OK, so setting up and maintaining Knowledge is a big job. Adding alternate languages to it makes it even more complex. Now try combining that with a few brands on a few different public sites and it's quite a handful. 

Some notes on translations. 

As per regular knowledge, permissions are key. If things go wrong, it is usually in permissions. 

Settings

Permissions

https://help.salesforce.com/HTViewHelpDoc?id=knowledge_setup_users.htm&language=en_US (this is a helpful article). 

Publishing

https://help.salesforce.com/HTViewHelpDoc?id=knowledge_article_publish.htm&language=en_US

Start in the Article Management Tab rather than the Knowledge Tab.

No, I don't know why there are two tabs, it is very weird. (Ok, it's to do with KCS stuff - read the whole KCS section in here https://ap1.salesforce.com/help/pdfs/en/salesforce_knowledge_implementation_guide.pdf)

Translations have a different life-cycle to the actual article. 

Finding Translations

This is weird, the translation management is in a different tab to the article management. I guess it makes sense to someone. 

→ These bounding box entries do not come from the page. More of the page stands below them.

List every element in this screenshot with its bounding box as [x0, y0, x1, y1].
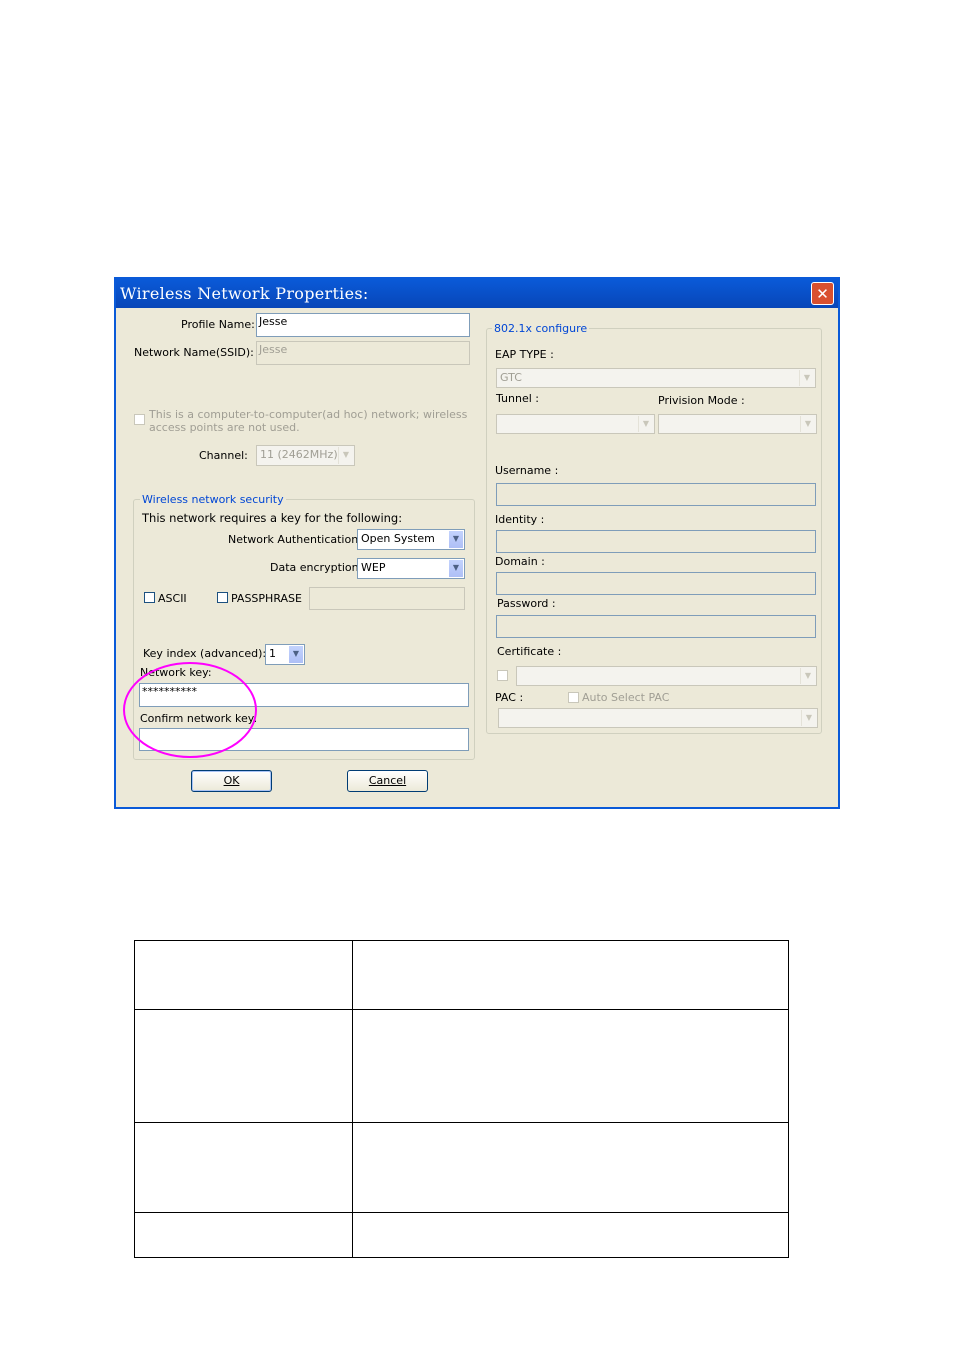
provision-mode-select[interactable]: ▼ [658, 414, 817, 434]
key-index-select[interactable]: 1 ▼ [265, 644, 305, 665]
table-cell [352, 1122, 789, 1213]
profile-name-label: Profile Name: [181, 318, 255, 331]
table-cell [134, 940, 353, 1010]
close-button[interactable]: ✕ [811, 282, 834, 305]
adhoc-checkbox[interactable] [134, 414, 145, 425]
chevron-down-icon: ▼ [801, 710, 816, 726]
domain-label: Domain : [495, 555, 545, 568]
password-input[interactable] [496, 615, 816, 638]
pac-select[interactable]: ▼ [498, 708, 818, 728]
eap-type-label: EAP TYPE : [495, 348, 554, 361]
profile-name-input[interactable]: Jesse [256, 313, 470, 337]
table-cell [134, 1212, 353, 1258]
table-cell [352, 940, 789, 1010]
auth-label: Network Authentication: [228, 533, 362, 546]
identity-label: Identity : [495, 513, 545, 526]
ascii-label: ASCII [158, 592, 187, 605]
info-table [134, 940, 789, 1258]
auth-select[interactable]: Open System ▼ [357, 529, 465, 550]
certificate-label: Certificate : [497, 645, 562, 658]
chevron-down-icon: ▼ [800, 668, 815, 684]
encryption-select[interactable]: WEP ▼ [357, 558, 465, 579]
certificate-select[interactable]: ▼ [516, 666, 817, 686]
pac-label: PAC : [495, 691, 524, 704]
table-cell [134, 1122, 353, 1213]
passphrase-label: PASSPHRASE [231, 592, 302, 605]
encryption-label: Data encryption: [270, 561, 363, 574]
ok-button[interactable]: OK [191, 770, 272, 792]
channel-label: Channel: [199, 449, 248, 462]
table-row [134, 1009, 789, 1123]
security-legend: Wireless network security [140, 493, 286, 506]
close-icon: ✕ [816, 285, 829, 303]
auto-pac-label: Auto Select PAC [582, 691, 670, 704]
table-row [134, 940, 789, 1010]
table-row [134, 1122, 789, 1213]
username-label: Username : [495, 464, 559, 477]
dialog-title: Wireless Network Properties: [120, 284, 369, 303]
certificate-checkbox[interactable] [497, 670, 508, 681]
requires-key-text: This network requires a key for the foll… [142, 511, 403, 525]
eap-type-select[interactable]: GTC ▼ [496, 368, 816, 388]
table-cell [134, 1009, 353, 1123]
ssid-input[interactable]: Jesse [256, 341, 470, 365]
cancel-button[interactable]: Cancel [347, 770, 428, 792]
tunnel-select[interactable]: ▼ [496, 414, 655, 434]
channel-select[interactable]: 11 (2462MHz) ▼ [256, 445, 355, 466]
cancel-button-label: Cancel [368, 774, 407, 787]
passphrase-input[interactable] [309, 587, 465, 610]
key-index-label: Key index (advanced): [143, 647, 267, 660]
adhoc-label-line1: This is a computer-to-computer(ad hoc) n… [149, 408, 468, 421]
tunnel-label: Tunnel : [496, 392, 539, 405]
chevron-down-icon: ▼ [288, 646, 303, 663]
chevron-down-icon: ▼ [338, 447, 353, 464]
ok-button-label: OK [223, 774, 240, 787]
chevron-down-icon: ▼ [638, 416, 653, 432]
password-label: Password : [497, 597, 556, 610]
chevron-down-icon: ▼ [800, 416, 815, 432]
key-index-value: 1 [269, 647, 276, 660]
provision-mode-label: Privision Mode : [658, 394, 745, 407]
chevron-down-icon: ▼ [448, 560, 463, 577]
table-cell [352, 1009, 789, 1123]
chevron-down-icon: ▼ [799, 370, 814, 386]
domain-input[interactable] [496, 572, 816, 595]
auto-pac-checkbox[interactable] [568, 692, 579, 703]
table-cell [352, 1212, 789, 1258]
chevron-down-icon: ▼ [448, 531, 463, 548]
adhoc-label-line2: access points are not used. [149, 421, 300, 434]
channel-value: 11 (2462MHz) [260, 448, 338, 461]
ascii-checkbox[interactable] [144, 592, 155, 603]
username-input[interactable] [496, 483, 816, 506]
encryption-value: WEP [361, 561, 386, 574]
eap-type-value: GTC [500, 371, 522, 384]
ssid-label: Network Name(SSID): [134, 346, 254, 359]
identity-input[interactable] [496, 530, 816, 553]
passphrase-checkbox[interactable] [217, 592, 228, 603]
highlight-circle [123, 662, 257, 758]
table-row [134, 1212, 789, 1258]
auth-value: Open System [361, 532, 435, 545]
dot1x-legend: 802.1x configure [492, 322, 590, 335]
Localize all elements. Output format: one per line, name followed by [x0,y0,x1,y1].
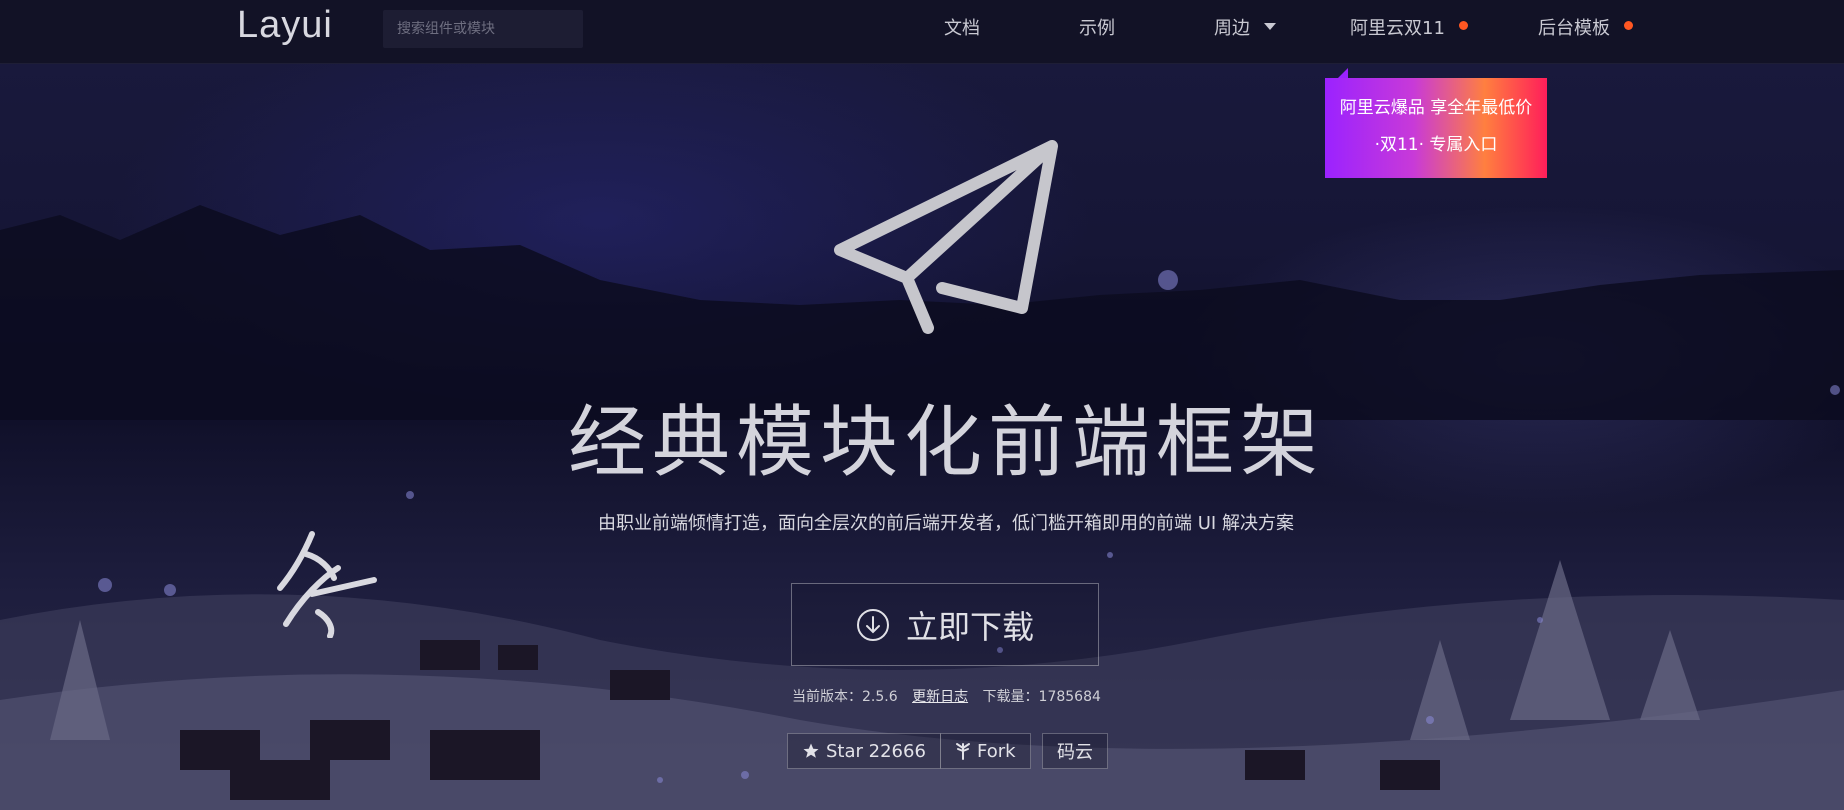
nav-item-docs[interactable]: 文档 [944,14,980,40]
gitee-button[interactable]: 码云 [1042,733,1108,769]
nav-item-label: 示例 [1079,18,1115,39]
github-fork-button[interactable]: Fork [940,733,1031,769]
nav-item-aliyun[interactable]: 阿里云双11 [1350,14,1468,40]
fork-icon [955,742,971,760]
gitee-label: 码云 [1057,742,1093,763]
download-button[interactable]: 立即下载 [791,583,1099,666]
nav-item-admin-template[interactable]: 后台模板 [1538,14,1633,40]
notification-dot [1623,21,1633,30]
search-input[interactable] [383,10,583,48]
top-navbar: Layui 文档 示例 周边 阿里云双11 后台模板 [0,0,1844,64]
nav-item-label: 后台模板 [1538,18,1610,39]
version-label: 当前版本： [792,689,862,705]
notification-dot [1458,21,1468,30]
version-value: 2.5.6 [862,689,898,705]
chevron-down-icon [1263,23,1276,30]
nav-item-label: 文档 [944,18,980,39]
nav-item-label: 周边 [1214,18,1250,39]
promo-line-1: 阿里云爆品 享全年最低价 [1339,98,1533,118]
downloads-value: 1785684 [1038,689,1101,705]
promo-banner[interactable]: 阿里云爆品 享全年最低价 ·双11· 专属入口 [1325,78,1547,178]
winter-calligraphy-icon [272,528,382,642]
logo[interactable]: Layui [237,4,333,47]
paper-plane-icon [832,138,1062,347]
fork-label: Fork [977,740,1016,762]
nav-item-label: 阿里云双11 [1350,18,1445,39]
promo-line-2: ·双11· 专属入口 [1374,135,1498,155]
downloads-label: 下载量： [982,689,1039,705]
changelog-link[interactable]: 更新日志 [912,689,968,705]
star-label: Star 22666 [826,740,926,762]
promo-pointer [1338,68,1348,78]
star-icon [802,742,820,760]
download-circle-icon [856,608,890,642]
github-star-button[interactable]: Star 22666 [787,733,941,769]
version-info: 当前版本：2.5.6 更新日志 下载量：1785684 [792,686,1101,706]
nav-item-ecosystem[interactable]: 周边 [1214,14,1276,40]
hero-title: 经典模块化前端框架 [567,398,1324,488]
nav-item-examples[interactable]: 示例 [1079,14,1115,40]
download-label: 立即下载 [905,607,1034,646]
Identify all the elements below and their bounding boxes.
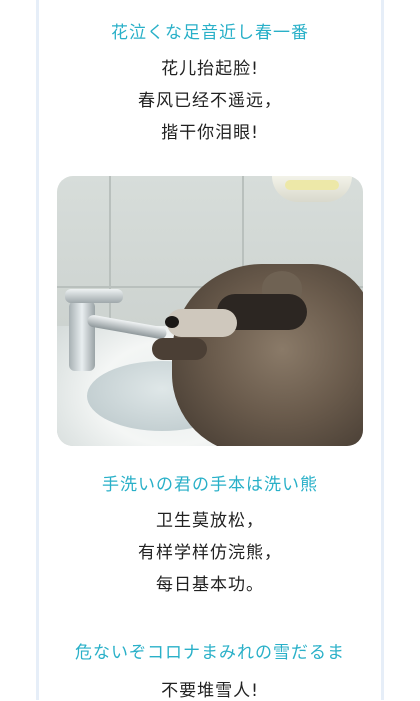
verse3-chinese-line1: 不要堆雪人! <box>161 681 259 701</box>
raccoon-paws <box>152 338 207 360</box>
verse1-chinese-line1: 花儿抬起脸! <box>161 59 259 79</box>
verse1-japanese: 花泣くな足音近し春一番 <box>111 23 309 43</box>
raccoon-washing-hands-photo <box>57 176 363 446</box>
faucet-lever <box>65 289 123 303</box>
faucet-body <box>69 301 95 371</box>
verse2-chinese-line2: 有样学样仿浣熊， <box>138 543 282 563</box>
page-frame-left <box>36 0 39 700</box>
verse2-japanese: 手洗いの君の手本は洗い熊 <box>102 475 318 495</box>
page-frame-right <box>381 0 384 700</box>
poem-container: 花泣くな足音近し春一番 花儿抬起脸! 春风已经不遥远， 揩干你泪眼! 手洗いの君… <box>40 0 380 701</box>
verse2-chinese-line3: 每日基本功。 <box>156 575 264 595</box>
verse3-japanese: 危ないぞコロナまみれの雪だるま <box>75 643 345 663</box>
verse1-chinese-line2: 春风已经不遥远， <box>138 91 282 111</box>
verse1-chinese-line3: 揩干你泪眼! <box>161 123 259 143</box>
soap-bar <box>285 180 339 190</box>
raccoon-nose <box>165 316 179 328</box>
verse2-chinese-line1: 卫生莫放松， <box>156 511 264 531</box>
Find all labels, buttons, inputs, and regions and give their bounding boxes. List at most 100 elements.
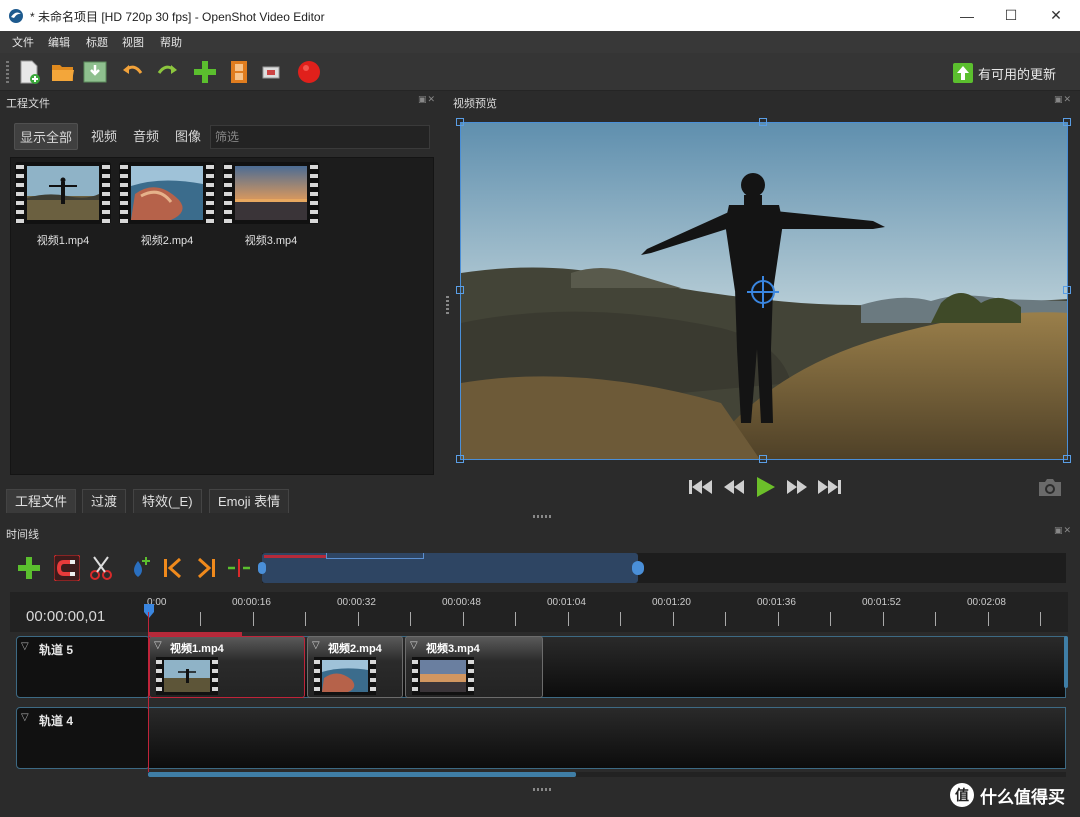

Editing Articles with Translations

So you want to make one sentence change in the English article. I would do everything in the Article Management Tab

All that seems pretty ludicrous if you are doing this all yourself. It is less silly when you are in a large team and it is someone different's responsibility to publish articles than translate them. 

Public Site

I'm (unfortunately) using Public Knowledge for Mobile, Web and Facebook, but thankfully one of the things it is good at is managing translations. Just set your Public Knowledge Base to allow for multiple languages and the Language switcher will appear on the page, and will switch to the desired language. 

Notes

My client has in-house translators, so I am not having to worry about exporting and importing translations. Let us know in the comments if you have done this and what the gotchas are. 

I'm also not using approval processes etc, and the translators are the knowledge managers also, so my notes are very simplified.